Ilustración: Belén García Monroy

Las instituciones públicas son frágiles. Son arboles sujetos a los azares de los incendios y las sequías, a los vaivenes e inconstancias de la política. Un árbol centenario puede ser talado en minutos. Eso fue precisamente lo que descubrieron los miembros de su comunidad cuando en noviembre de 2018, a resultas de la promulgación de la Ley de Remuneraciones de Servidores Públicos, vieron afectados diversos aspectos del funcionamiento de su institución. Jamás, en sus 44 años de vida, había ocurrido algo así. Las prestaciones de prácticamente todos los empleados fueron súbitamente vulneradas en diverso grado: desde las secretarias y empleados de intendencia (que perdieron sus vales de despensa, y otros mecanismos compensatorios de su ingreso), administrativos (que perdieron seguros y primas de antigüedad) hasta los investigadores cuyos sueldos fueron reducidos al recalcular su antigüedad y cancelar las aportaciones al fondo de retiro. Ningún investigador devengaba por su trabajo académico un salario superior al del presidente. No sólo eso, las nuevas normas burocráticas pusieron a las autoridades del CIDE en serios aprietos. La inflexibilidad de las nuevas reglas para mover recursos entre diferentes rubros presupuestales complicó el pago de horas clase y estímulos, así como la contratación de profesores. Otros han dado cuenta ya de las razones por las cuales en el pasado se idearon mecanismos compensatorios del salario en las instituciones de educación superior públicas.1 Prestaciones laborales bien establecidas, como el seguro médico, fueron canceladas.

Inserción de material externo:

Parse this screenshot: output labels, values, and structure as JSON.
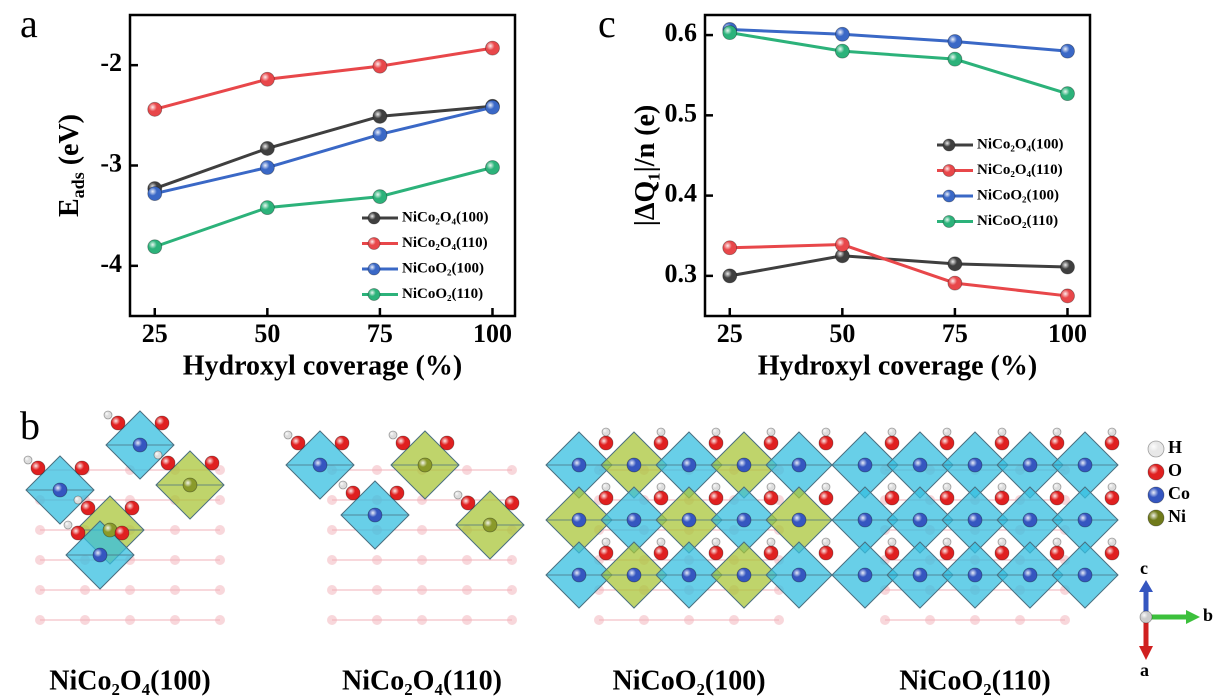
{
  "chart_data": [
    {
      "type": "line",
      "panel": "a",
      "ylabel": [
        {
          "text": "E"
        },
        {
          "text": "ads",
          "sub": true
        },
        {
          "text": " (eV)"
        }
      ],
      "xlabel": "Hydroxyl coverage (%)",
      "x": [
        25,
        50,
        75,
        100
      ],
      "xlim": [
        19.5,
        105
      ],
      "xticks": [
        25,
        50,
        75,
        100
      ],
      "ylim": [
        -4.5,
        -1.5
      ],
      "yticks": [
        -4,
        -3,
        -2
      ],
      "legend": "lower right",
      "series": [
        {
          "name": "NiCo₂O₄(100)",
          "color": "#3f3f3f",
          "values": [
            -3.23,
            -2.83,
            -2.51,
            -2.41
          ]
        },
        {
          "name": "NiCo₂O₄(110)",
          "color": "#e8474a",
          "values": [
            -2.44,
            -2.14,
            -2.01,
            -1.83
          ]
        },
        {
          "name": "NiCoO₂(100)",
          "color": "#3a68c6",
          "values": [
            -3.28,
            -3.02,
            -2.69,
            -2.42
          ]
        },
        {
          "name": "NiCoO₂(110)",
          "color": "#2cb27a",
          "values": [
            -3.81,
            -3.42,
            -3.31,
            -3.02
          ]
        }
      ]
    },
    {
      "type": "line",
      "panel": "c",
      "ylabel": [
        {
          "text": "|ΔQ₁|/n (e)"
        }
      ],
      "xlabel": "Hydroxyl coverage (%)",
      "x": [
        25,
        50,
        75,
        100
      ],
      "xlim": [
        19.5,
        105
      ],
      "xticks": [
        25,
        50,
        75,
        100
      ],
      "ylim": [
        0.25,
        0.625
      ],
      "yticks": [
        0.3,
        0.4,
        0.5,
        0.6
      ],
      "legend": "center right",
      "series": [
        {
          "name": "NiCo₂O₄(100)",
          "color": "#3f3f3f",
          "values": [
            0.3,
            0.325,
            0.315,
            0.311
          ]
        },
        {
          "name": "NiCo₂O₄(110)",
          "color": "#e8474a",
          "values": [
            0.335,
            0.339,
            0.291,
            0.275
          ]
        },
        {
          "name": "NiCoO₂(100)",
          "color": "#3a68c6",
          "values": [
            0.607,
            0.601,
            0.592,
            0.58
          ]
        },
        {
          "name": "NiCoO₂(110)",
          "color": "#2cb27a",
          "values": [
            0.603,
            0.58,
            0.57,
            0.527
          ]
        }
      ]
    }
  ],
  "structures": {
    "panel": "b",
    "labels": [
      "NiCo₂O₄(100)",
      "NiCo₂O₄(110)",
      "NiCoO₂(100)",
      "NiCoO₂(110)"
    ]
  },
  "element_legend": [
    "H",
    "O",
    "Co",
    "Ni"
  ],
  "axes_triad": {
    "up": "c",
    "right": "b",
    "down": "a"
  }
}
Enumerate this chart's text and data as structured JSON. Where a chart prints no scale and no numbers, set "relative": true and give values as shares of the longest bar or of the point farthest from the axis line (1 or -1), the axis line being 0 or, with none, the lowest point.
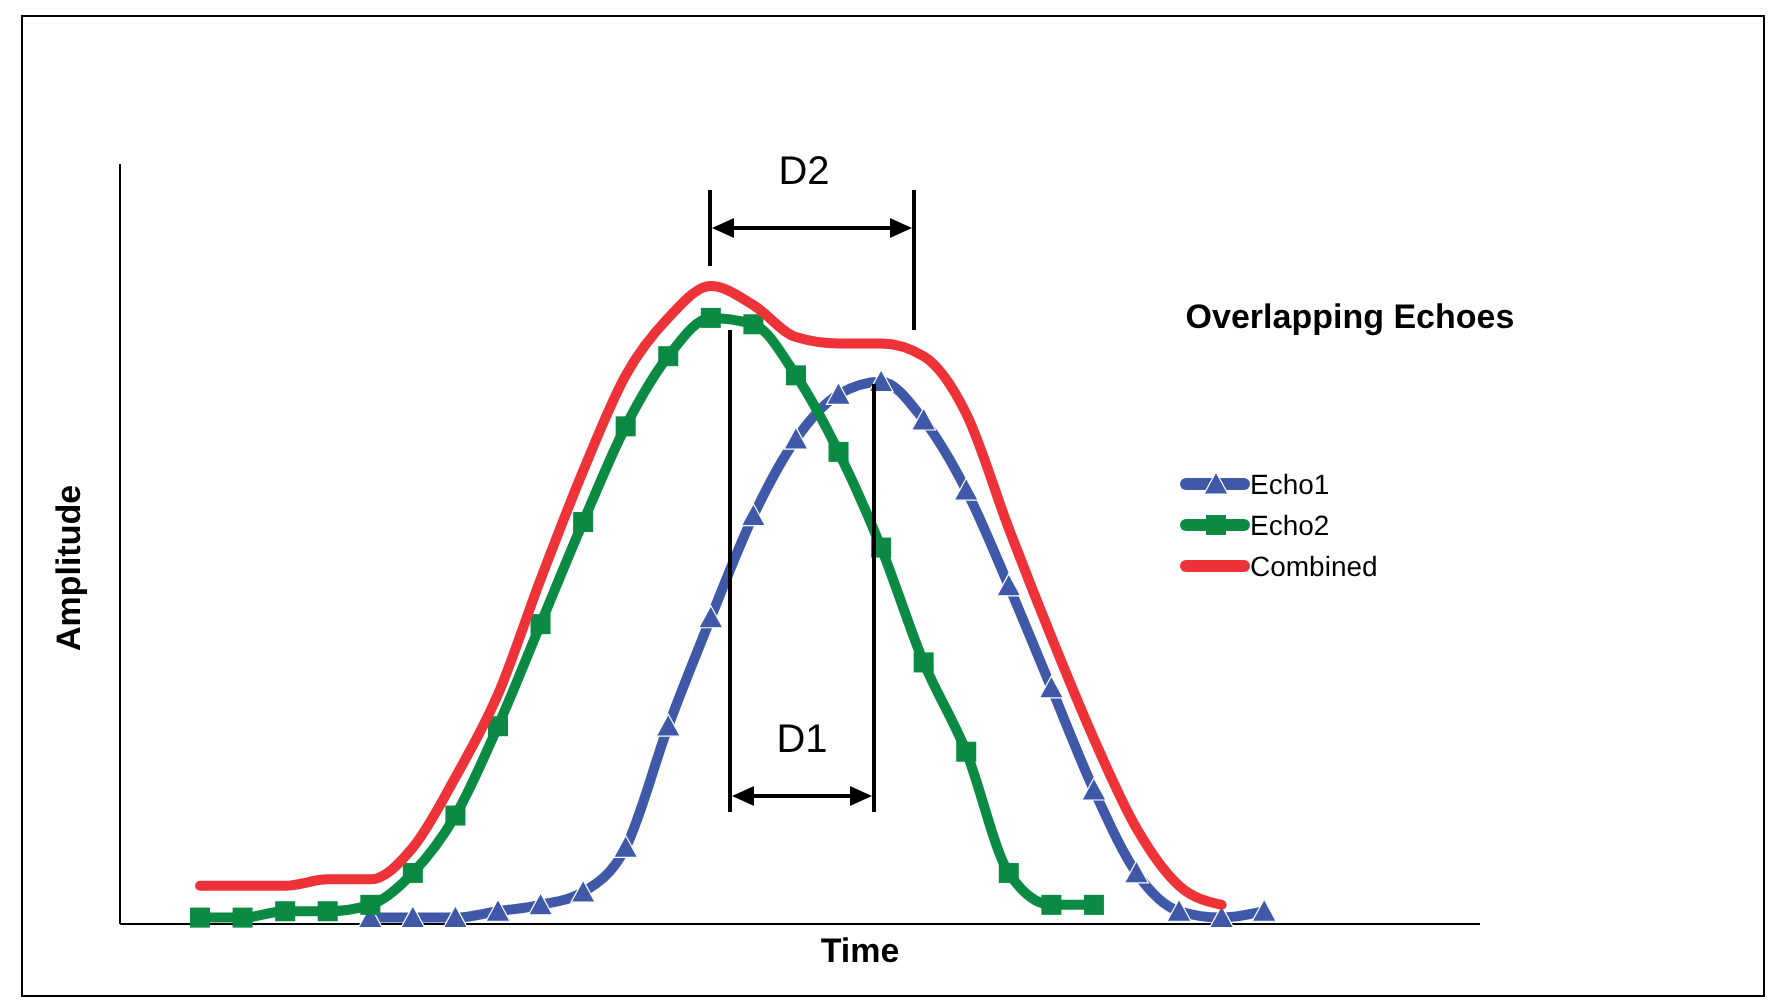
{
  "chart_data": {
    "type": "line",
    "title": "Overlapping Echoes",
    "xlabel": "Time",
    "ylabel": "Amplitude",
    "relative": true,
    "legend": "right",
    "annotations": [
      "D1",
      "D2"
    ],
    "categories": [
      null,
      null,
      null,
      null,
      null,
      null,
      null,
      null,
      null,
      null,
      null,
      null,
      null,
      null,
      null,
      null,
      null,
      null,
      null,
      null,
      null,
      null,
      null,
      null,
      null,
      null
    ],
    "series": [
      {
        "name": "Echo1",
        "color": "#3f58a8",
        "marker": "triangle",
        "values": [
          null,
          null,
          null,
          null,
          0.01,
          0.01,
          0.01,
          0.02,
          0.03,
          0.05,
          0.12,
          0.31,
          0.48,
          0.64,
          0.76,
          0.83,
          0.85,
          0.79,
          0.68,
          0.53,
          0.37,
          0.21,
          0.08,
          0.02,
          0.01,
          0.02
        ]
      },
      {
        "name": "Echo2",
        "color": "#0a8a43",
        "marker": "square",
        "values": [
          0.01,
          0.01,
          0.02,
          0.02,
          0.03,
          0.08,
          0.17,
          0.31,
          0.47,
          0.63,
          0.78,
          0.89,
          0.95,
          0.94,
          0.86,
          0.74,
          0.59,
          0.41,
          0.27,
          0.08,
          0.03,
          0.03,
          null,
          null,
          null,
          null
        ]
      },
      {
        "name": "Combined",
        "color": "#ee3338",
        "marker": "none",
        "values": [
          0.06,
          0.06,
          0.06,
          0.07,
          0.07,
          0.12,
          0.23,
          0.36,
          0.54,
          0.71,
          0.86,
          0.95,
          1,
          0.97,
          0.92,
          0.91,
          0.91,
          0.89,
          0.8,
          0.62,
          0.45,
          0.29,
          0.15,
          0.06,
          0.03,
          null
        ]
      }
    ]
  }
}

Desde entonces los miembros de la comunidad viven en la zozobra constante. Cada quincena hay incertidumbre sobre si recibirán el pago de estímulos, horas clase y su salario completo. Muchos han buscado la protección de la justicia. Sin embargo, el proceso de interponer amparos es caro, complicado y muy incierto. No uno, sino varios recursos legales, costosos todos, han sido necesarios para proteger los derechos de los trabajadores. Ante este panorama (aunado al rezago salarial de ocho años), algunos investigadores optaron por aceptar ofertas de universidades privadas mientras que otros simplemente decidieron emigrar. Los trabajadores emplazaron a una huelga que sólo conjuró la buena disposición del sindicato y la habilidad de las autoridades. Los académicos, por su parte, sintiéndose vulnerados y atropellados, decidieron crear un sindicato propio para protegerse de futuras afectaciones laborales. Aunque el presupuesto de la institución sufrió un decremento menor, las nuevas disposiciones del gobierno federal han dificultado de manera extraordinaria su operación normal.

El CIDE logró en dos décadas ponerse en el mapa de la academia internacional, ahí donde sólo figuran algunas grandes universidades públicas e instituciones privadas de países desarrollados. Hasta hace muy poco podía atraer talento de todas partes del mundo. Ello fue el resultado de un esfuerzo colectivo extraordinario. Lo que el CIDE ha aportado a las ciencias sociales es completamente desproporcionado a su minúsculo tamaño. Por años había sido la envidia de propios y extraños, que veían en él una muestra de lo que una institución pública podía ser si contaba con la voluntad del Estado. Es un inusual caso de éxito de lo público. Hay en el CIDE, y en otras instituciones similares, una reivindicación de la universidad pública. Muchos académicos optaron por dedicarle su vida profesional a ese proyecto. Sería una enorme pérdida, no sólo para México sino para las ciencias sociales latinoamericanas, que la coyuntura política lo segara.

 

José Antonio Aguilar Rivera
Investigador del CIDE. Autor de La geometría y el mito. Un ensayo sobre la libertad y el liberalismo en México, 1821-1970 y Cartas mexicanas de Alexis de Tocqueville, entre otros títulos.


1 Eugenia Roldón Vera, “Alegato contra la disminución de los sueldos de los académicos”, nexos, febrero, 2019. https://www.nexos.com.mx/?p=40954

 

19 comentarios en “El árbol de todos

  1. Que tristeza, ciertamente,
    Se ocupa solo un mazazo para lo que se tarda en construir, incluso con excelencia. Me parece qué hay un alto grado de irresponsabilidad en los machetazos que dan, en la indolencia política y en el alto grado de soberbia. Que triste, que preocupante…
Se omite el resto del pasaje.